Stanley Silverman, University of Akron associate provost and dean of Summit College, said the type of perks and benefits at Google are being offered more and more by “small entrepreneurial companies as opposed to typical large” companies.
By offering such a wide variety of benefits, employers hope to get employees more engaged with the workplace — and with their co-workers.
“That leads to higher and higher job satisfaction, and higher organizational commitment,” Silverman said. “In many cases, they are very talented people — and they have many other opportunities.”
Lieberth applied for the job through a Craiglist ad soliciting resumes for a “full-time administrative position with an emphasis on dance.” She had no idea the job was with Google, where 33,000 people work worldwide, about one-third of them at the Mountain View facility.
Lieberth said people who run companies “are learning very quickly that the more wellness they can offer their employees, the healthier their employees will be. And if you are healthier, you cost less.”
A passion for dance
Lieberth’s love and passion for dance started as a toddler.
When she was 3 years old, her father took her to see the Ohio Ballet at a free summer concert at Akron’s Forest Lodge Park. His wife, Lynne, was pregnant with their second daughter, Emma.
“I came home and I started dancing all over the place,” Kate said, and she recalls telling her father something she never forgot: “I can do that.”
After getting the dance bug at such a young age, she took a class at the old Grace School on Exchange Street, and at age 11 began taking ballet at Nan Klinger’s dance studio in Cuyahoga Falls.
Lieberth danced with the Cuyahoga Valley Youth Ballet while a student at Our Lady of the Elms. Two summers while in high school she attended the School of American Ballet in New York City.
She later attended the University of Utah, where she studied dance and performed with the Utah Ballet.
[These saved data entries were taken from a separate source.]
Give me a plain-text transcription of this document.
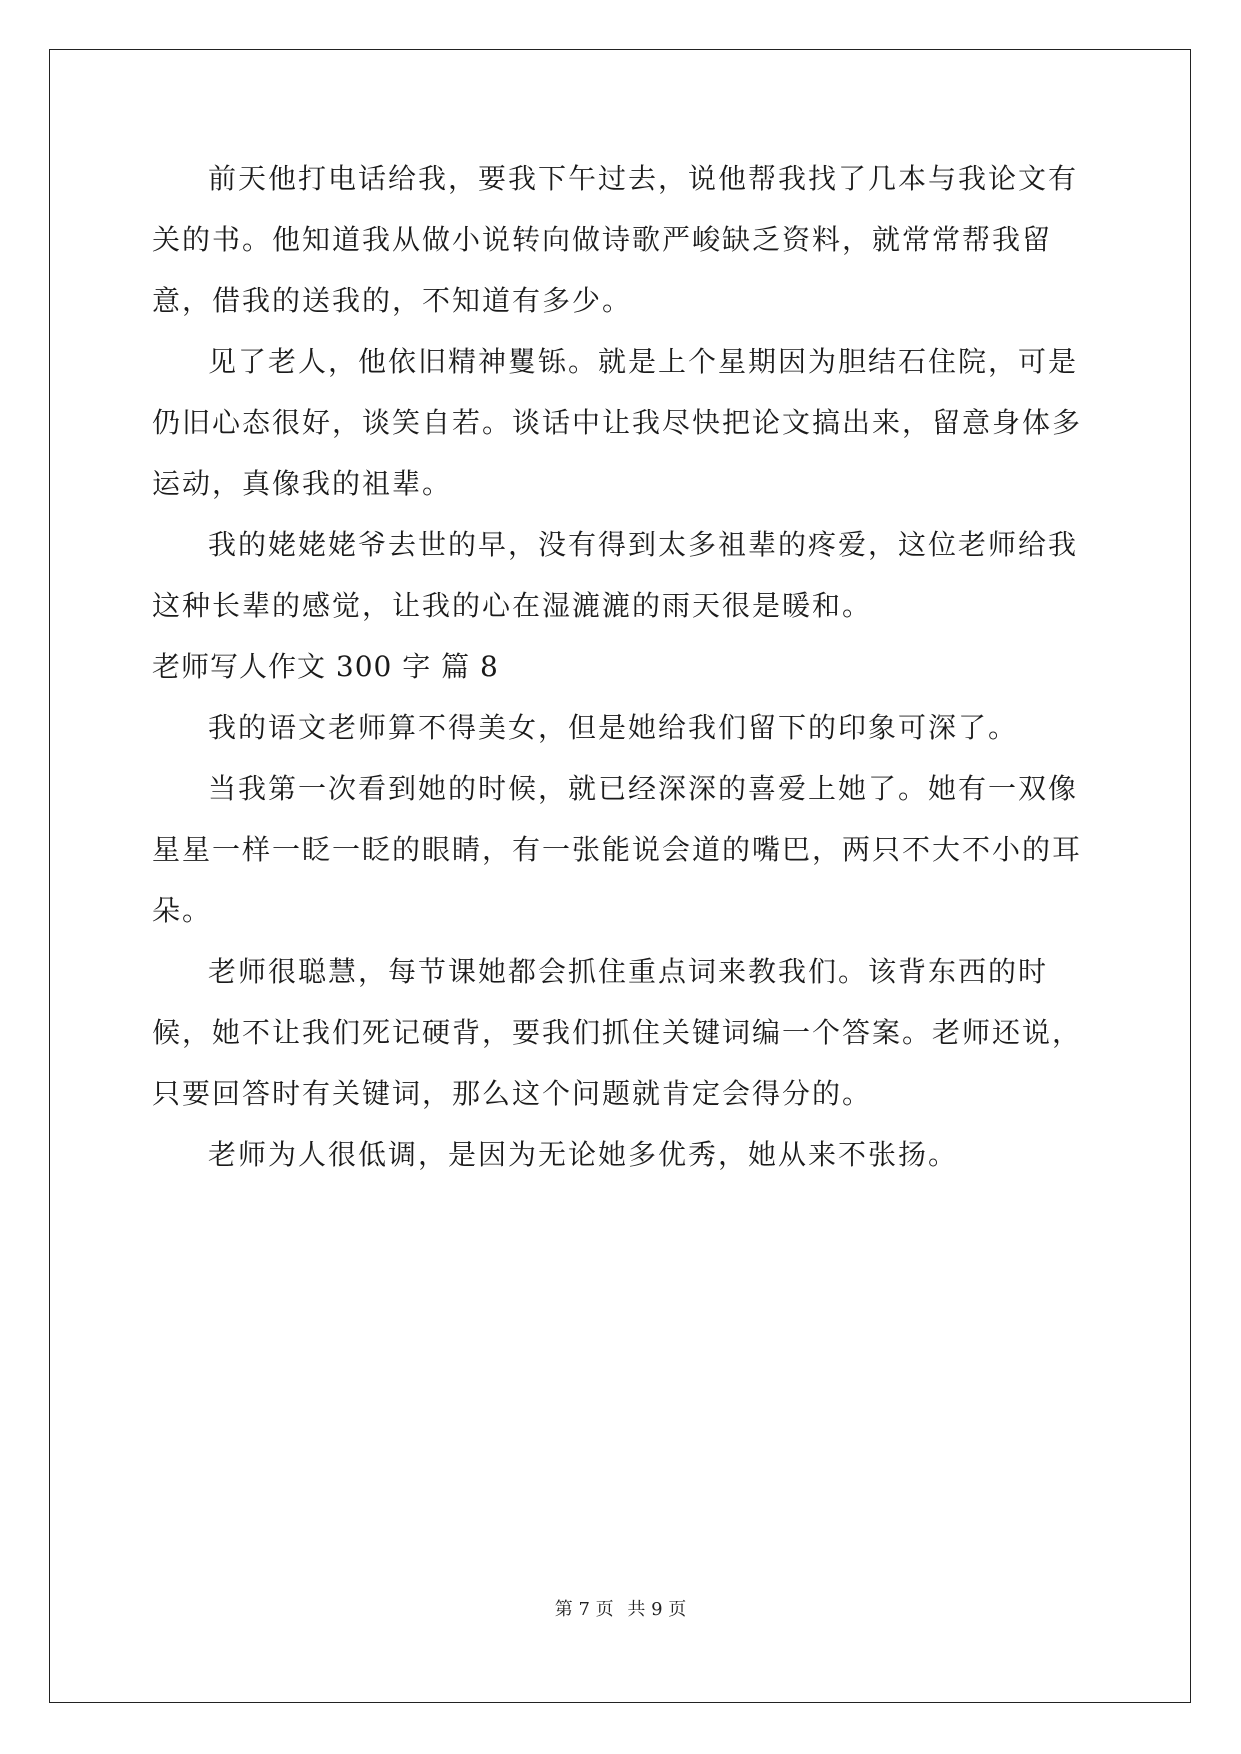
前天他打电话给我，要我下午过去，说他帮我找了几本与我论文有关的书。他知道我从做小说转向做诗歌严峻缺乏资料，就常常帮我留意，借我的送我的，不知道有多少。

见了老人，他依旧精神矍铄。就是上个星期因为胆结石住院，可是仍旧心态很好，谈笑自若。谈话中让我尽快把论文搞出来，留意身体多运动，真像我的祖辈。

我的姥姥姥爷去世的早，没有得到太多祖辈的疼爱，这位老师给我这种长辈的感觉，让我的心在湿漉漉的雨天很是暖和。

老师写人作文 300 字 篇 8

我的语文老师算不得美女，但是她给我们留下的印象可深了。

当我第一次看到她的时候，就已经深深的喜爱上她了。她有一双像星星一样一眨一眨的眼睛，有一张能说会道的嘴巴，两只不大不小的耳朵。

老师很聪慧，每节课她都会抓住重点词来教我们。该背东西的时候，她不让我们死记硬背，要我们抓住关键词编一个答案。老师还说，只要回答时有关键词，那么这个问题就肯定会得分的。

老师为人很低调，是因为无论她多优秀，她从来不张扬。

第 7 页 共 9 页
Career stops after an apprenticeship at the Richmond Ballet in Virginia included the Ballet Memphis, in Tennessee; the Oakland Ballet, in California; and four seasons with Company C Contemporary Ballet, in Walnut Creek, Calif.
After retiring from professional performing, she taught privately at various schools.
Dance, being an art, “fulfills a very special need,” Lieberth said. “Art in general kind of makes your soul happy, and to have that opportunity at work and to finish our work day before you go to dinner and kids, to stop by the dance-plex and dance for an hour, people go home less stressed.”
And employees who take a dance class come to work happy “because they have this benefit available to them in the day,” she said.
Lieberth, who still takes dance classes during her own free time, said that while dancing professionally was terrific, teaching is wonderful as well.
“I am probably a better teacher than I was a dancer,” she said. To be able to have a “passion like ballet and then to be able to communicate a passion and give it to other people — so other people love what you love — is a huge reward,” she said.